UNITED STATES
SECURITIES AND EXCHANGE COMMISSION
WASHINGTON, D.C. 20549
FORM 8-K
CURRENT REPORT
Pursuant to Section 13 or 15(d) of the Securities Exchange Act of 1934
Date of Report (Date of Earliest Event Reported): | October 18, 2012 |
EpiCept Corporation
__________________________________________
(Exact name of registrant as specified in its charter)
Delaware | 000-51290 | 52-1841431 |
_____________________ (State or other jurisdiction |
_____________ (Commission |
______________ (I.R.S. Employer |
of incorporation) | File Number) | Identification No.) |
777 Old Saw Mill River Rd., Tarrytown, New York | 10591 | |
_________________________________ (Address of principal executive offices) |
___________ (Zip Code) |
Registrants telephone number, including area code: | 914-606-3500 |
Not Applicable
______________________________________________
Former name or former address, if changed since last report
Check the appropriate box below if the Form 8-K filing is intended to simultaneously satisfy the filing obligation of the registrant under any of the following provisions:
[ ] Written communications pursuant to Rule 425 under the Securities Act (17 CFR 230.425)
[ ] Soliciting material pursuant to Rule 14a-12 under the Exchange Act (17 CFR 240.14a-12)
[ ] Pre-commencement communications pursuant to Rule 14d-2(b) under the Exchange Act (17 CFR 240.14d-2(b))
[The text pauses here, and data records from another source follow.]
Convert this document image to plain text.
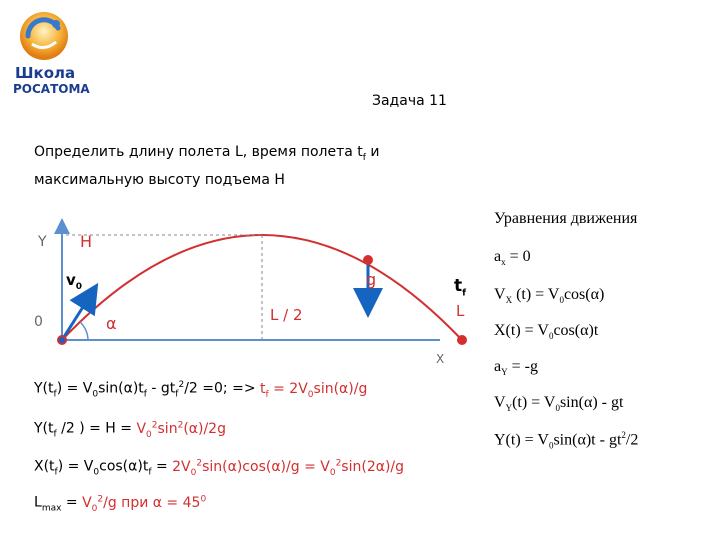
Школа
РОСАТОМА
Задача 11
Определить длину полета L, время полета $t_f$ и
максимальную высоту подъема Н
Y H
$v_0$
0	α	L / 2
g	$t_f$
L
X
Уравнения движения
$a_x = 0$
$V_X$ $(t) = V_0\cos(\alpha)$
$X(t) = V_0\cos(\alpha)t$
$a_Y = -g$
$V_Y(t) = V_0\sin(\alpha)$ - gt
$Y(t) = V_0\sin(\alpha)t - gt^2/2$
$Y(t_f) = V_0\sin(\alpha)t_f - gt_f^2/2 =0$; => $t_f = 2V_0\sin(\alpha)/g$
$Y(t_f$ /2 ) = $H = V_0^2\sin^2(\alpha)/2g$
$X(t_f) = V_0\cos(\alpha)t_f = 2V_0^2\sin(\alpha)\cos(\alpha)/g = V_0^2\sin(2\alpha)/g$
$L_{max} = V_0^2/g$ при $\alpha = 45^0$
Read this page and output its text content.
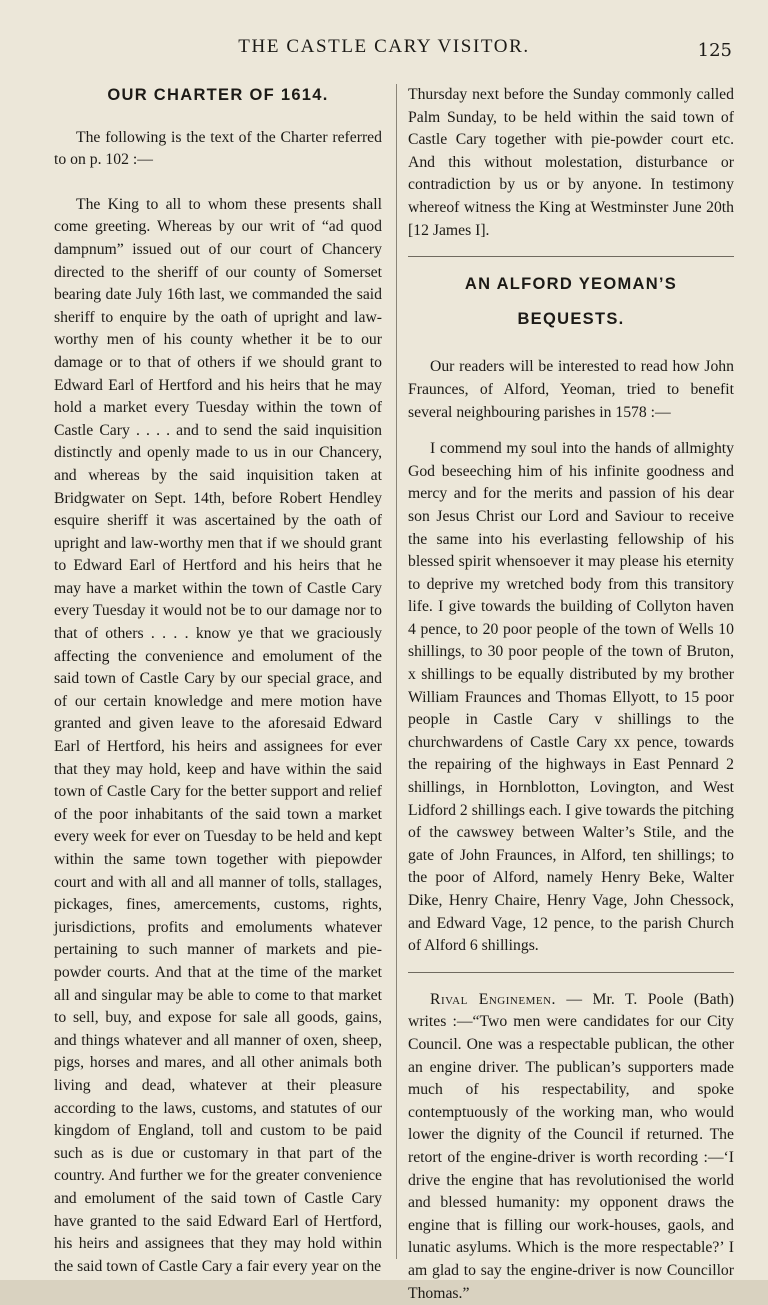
THE CASTLE CARY VISITOR.	125

OUR CHARTER OF 1614.

The following is the text of the Charter referred to on p. 102 :—

The King to all to whom these presents shall come greeting. Whereas by our writ of “ad quod dampnum” issued out of our court of Chancery directed to the sheriff of our county of Somerset bearing date July 16th last, we commanded the said sheriff to enquire by the oath of upright and law-worthy men of his county whether it be to our damage or to that of others if we should grant to Edward Earl of Hertford and his heirs that he may hold a market every Tuesday within the town of Castle Cary . . . . and to send the said inquisition distinctly and openly made to us in our Chancery, and whereas by the said inquisition taken at Bridgwater on Sept. 14th, before Robert Hendley esquire sheriff it was ascertained by the oath of upright and law-worthy men that if we should grant to Edward Earl of Hertford and his heirs that he may have a market within the town of Castle Cary every Tuesday it would not be to our damage nor to that of others . . . . know ye that we graciously affecting the convenience and emolument of the said town of Castle Cary by our special grace, and of our certain knowledge and mere motion have granted and given leave to the aforesaid Edward Earl of Hertford, his heirs and assignees for ever that they may hold, keep and have within the said town of Castle Cary for the better support and relief of the poor inhabitants of the said town a market every week for ever on Tuesday to be held and kept within the same town together with piepowder court and with all and all manner of tolls, stallages, pickages, fines, amercements, customs, rights, jurisdictions, profits and emoluments whatever pertaining to such manner of markets and pie-powder courts. And that at the time of the market all and singular may be able to come to that market to sell, buy, and expose for sale all goods, gains, and things whatever and all manner of oxen, sheep, pigs, horses and mares, and all other animals both living and dead, whatever at their pleasure according to the laws, customs, and statutes of our kingdom of England, toll and custom to be paid such as is due or customary in that part of the country. And further we for the greater convenience and emolument of the said town of Castle Cary have granted to the said Edward Earl of Hertford, his heirs and assignees that they may hold within the said town of Castle Cary a fair every year on the

Thursday next before the Sunday commonly called Palm Sunday, to be held within the said town of Castle Cary together with pie-powder court etc. And this without molestation, disturbance or contradiction by us or by anyone. In testimony whereof witness the King at Westminster June 20th [12 James I].

AN ALFORD YEOMAN’S

BEQUESTS.

Our readers will be interested to read how John Fraunces, of Alford, Yeoman, tried to benefit several neighbouring parishes in 1578 :—

I commend my soul into the hands of allmighty God beseeching him of his infinite goodness and mercy and for the merits and passion of his dear son Jesus Christ our Lord and Saviour to receive the same into his everlasting fellowship of his blessed spirit whensoever it may please his eternity to deprive my wretched body from this transitory life. I give towards the building of Collyton haven 4 pence, to 20 poor people of the town of Wells 10 shillings, to 30 poor people of the town of Bruton, x shillings to be equally distributed by my brother William Fraunces and Thomas Ellyott, to 15 poor people in Castle Cary v shillings to the churchwardens of Castle Cary xx pence, towards the repairing of the highways in East Pennard 2 shillings, in Hornblotton, Lovington, and West Lidford 2 shillings each. I give towards the pitching of the cawswey between Walter’s Stile, and the gate of John Fraunces, in Alford, ten shillings; to the poor of Alford, namely Henry Beke, Walter Dike, Henry Chaire, Henry Vage, John Chessock, and Edward Vage, 12 pence, to the parish Church of Alford 6 shillings.

Rival Enginemen. — Mr. T. Poole (Bath) writes :—“Two men were candidates for our City Council. One was a respectable publican, the other an engine driver. The publican’s supporters made much of his respectability, and spoke contemptuously of the working man, who would lower the dignity of the Council if returned. The retort of the engine-driver is worth recording :—‘I drive the engine that has revolutionised the world and blessed humanity: my opponent draws the engine that is filling our work-houses, gaols, and lunatic asylums. Which is the more respectable?’ I am glad to say the engine-driver is now Councillor Thomas.”
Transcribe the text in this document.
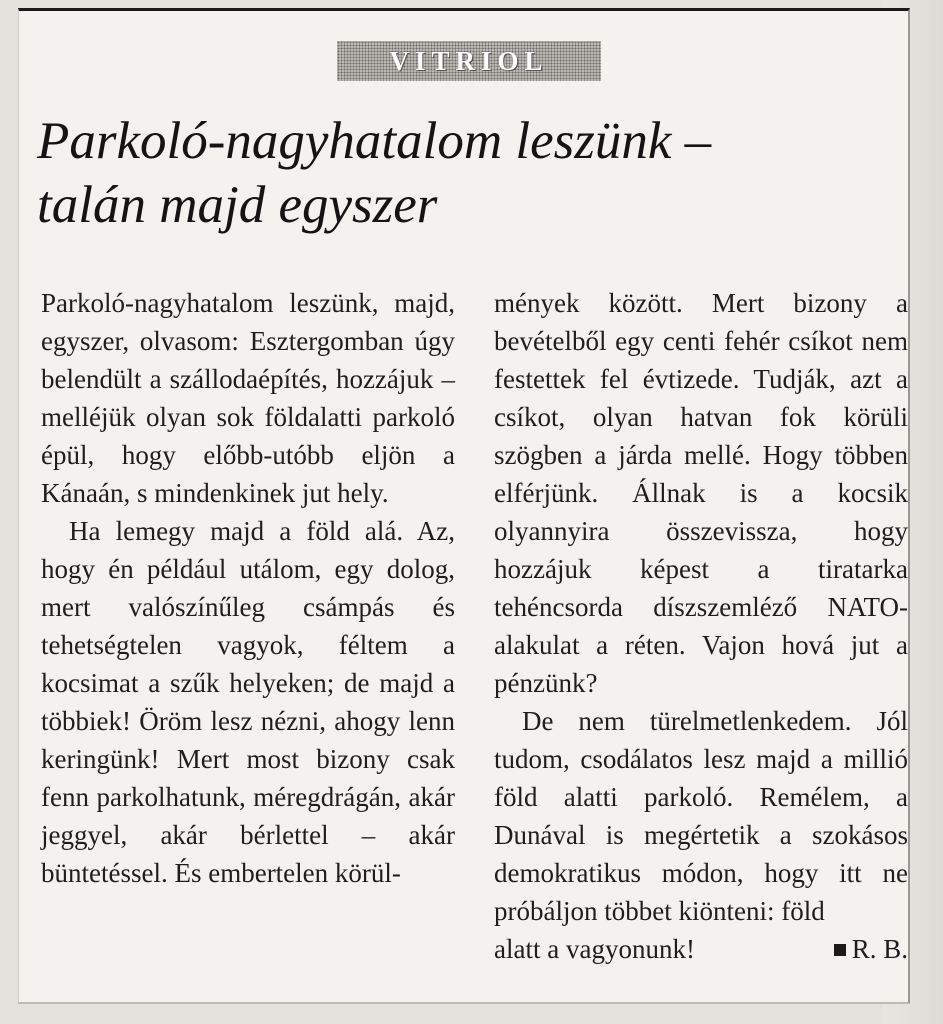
VITRIOL
Parkoló-nagyhatalom leszünk –
talán majd egyszer

Parkoló-nagyhatalom leszünk, majd, egyszer, olvasom: Esztergomban úgy belendült a szállodaépítés, hozzájuk – melléjük olyan sok földalatti parkoló épül, hogy előbb-utóbb eljön a Kánaán, s mindenkinek jut hely.

Ha lemegy majd a föld alá. Az, hogy én például utálom, egy dolog, mert valószínűleg csámpás és tehetségtelen vagyok, féltem a kocsimat a szűk helyeken; de majd a többiek! Öröm lesz nézni, ahogy lenn keringünk! Mert most bizony csak fenn parkolhatunk, méregdrágán, akár jeggyel, akár bérlettel – akár büntetéssel. És embertelen körül-

mények között. Mert bizony a bevételből egy centi fehér csíkot nem festettek fel évtizede. Tudják, azt a csíkot, olyan hatvan fok körüli szögben a járda mellé. Hogy többen elférjünk. Állnak is a kocsik olyannyira összevissza, hogy hozzájuk képest a tiratarka tehéncsorda díszszemléző NATO-alakulat a réten. Vajon hová jut a pénzünk?

De nem türelmetlenkedem. Jól tudom, csodálatos lesz majd a millió föld alatti parkoló. Remélem, a Dunával is megértetik a szokásos demokratikus módon, hogy itt ne próbáljon többet kiönteni: föld

alatt a vagyonunk!	R. B.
[ ] Pre-commencement communications pursuant to Rule 13e-4(c) under the Exchange Act (17 CFR 240.13e-4(c))
Item 1.01 Entry into a Material Definitive Agreement.
As previously disclosed, on August 27, 2012, EpiCept Corporation, (the "Company"), together with its wholly-owned subsidiaries Maxim Pharmaceuticals Inc. and Cytovia, Inc., entered in to a First Amendment to Loan and Security Agreement (the "Amendment") with MidCap Funding III, LLC ("MidCap"), as agent for the lenders.
Under the Amendment, the Company committed to signing a definitive agreement, acceptable to MidCap, by October 15, 2012 with respect to a sale or partnering transaction and to consummate such a transaction as soon as is practical but in any event no later than January 15, 2013. On October 18, 2012, Midcap agreed to extend the deadline for entering into a definitive agreement acceptable to MidCap from October 15, 2012 to November 15, 2012.
SIGNATURES
Pursuant to the requirements of the Securities Exchange Act of 1934, the registrant has duly caused this report to be signed on its behalf by the undersigned hereunto duly authorized.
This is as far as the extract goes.